42

5.6K 297 16
                                    

Merhabalar sevgili okuyucularım. 

Umarım gününüz güzel geçmiştir ve huzurla uyuyacaksınız. 

İnşallah yazdığım bölüm de sizi mutlu eder.

Oy ve yorumlarınızı bekliyorum :>

Hadi geçelimmm!!!

*

Saçlarımın okşandığını hissederek uykumdan uyandım. Baskın uyuma isteğimden gözlerimi dahi açamamışken kulağımda Merih'in nefesini hissettim.

"Kamelya çiçeğim." diye fısıldadığında gözlerimi kırpıştırarak ona baktım. Böyle uyandırması hoşuma gittiğinden gülümseyerek "Günaydın." dedim ve gerindim.

"Günaydın sevgilim."

Öylece birbirimize bakarken derin bir nefes verip "Sanırım zor olacak." dedi. Kaşlarımı çatarak yattığım pozisyondan oturur pozisyona geçtim ve dikleştim.

Cebinden küçük bir kutu çıkardı. Siyah yüzük kutusu gibi. Anlamıştım neyin zor olacağını. Gülümsemem yüzümde büyürken rahatlamıştım.

Çünkü ayrılacağını falan düşünmüştüm. Siyah, zarif kutuyu açtığında aynı zariflikte çift yüzük çıktı. O kadar güzeldi ki.

"Eğer senin bir parçan olmam gerekseydi, göz yaşların olurdum. Kalbinden gelip, gözlerinde doğmak, yanaklarında yaşamak ve dudaklarında ölmek için. Benimle bir bütün olmaya var mısın? Benimle evlenir misin?"

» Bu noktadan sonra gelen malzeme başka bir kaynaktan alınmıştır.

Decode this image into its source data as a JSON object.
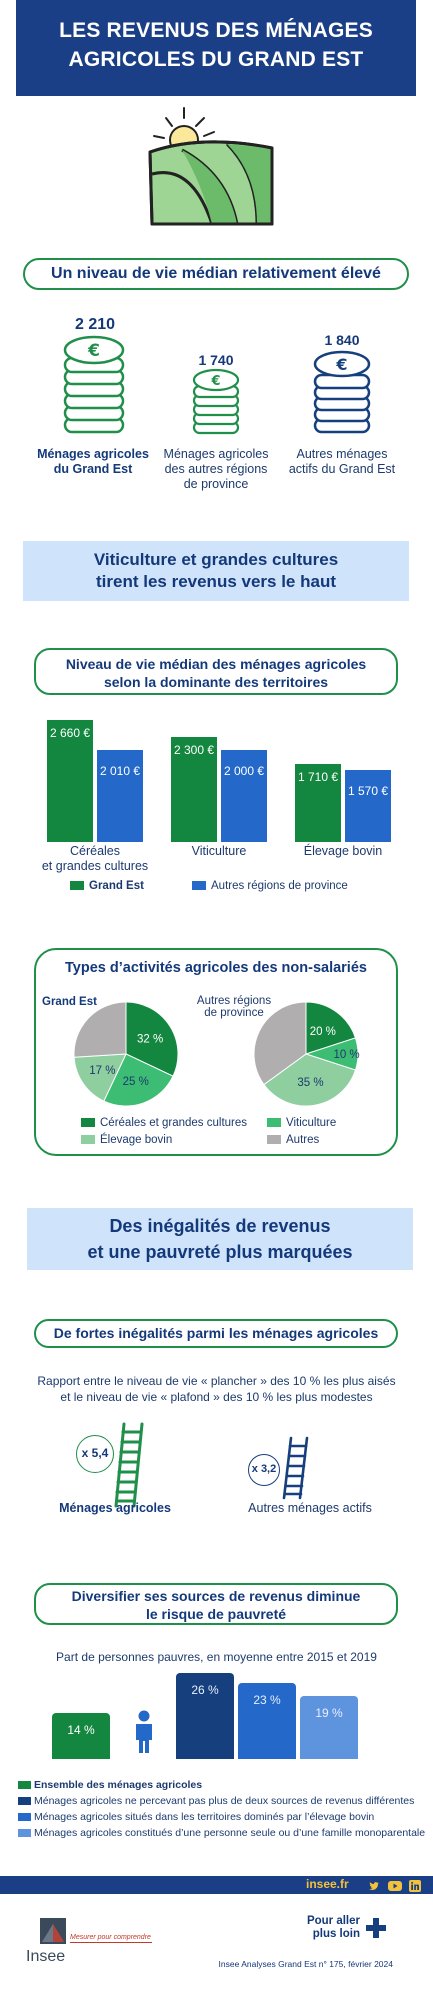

Boynuna atladım. O kadar güzel konuşuyordu ki beni çok duygulandırmıştı.

"Her günümü, her saatimi, her saniyemi seninle beraber geçirmek istiyorum." diye fısıldadım. 

Benim daha rahat oturmamı sağlarken yüzüne usul usul öpücükler kondurdum. Dünyanın en şanslı insanıydım belki de.

"Seni seviyorum."

"Sana aşığım sevgilim."

"Ankara'ya gidelim mi?" diye sordum. 

Bu haberi abimlere söylemek istiyordum ama yüz yüze daha rahat olur gibi geliyordu.

"Ne yapacağız?" diye sordu.

"Abimlere söyleyeceğiz."

"Arabada rahat edeceksen gidelim." dediğinde başımla onayladım.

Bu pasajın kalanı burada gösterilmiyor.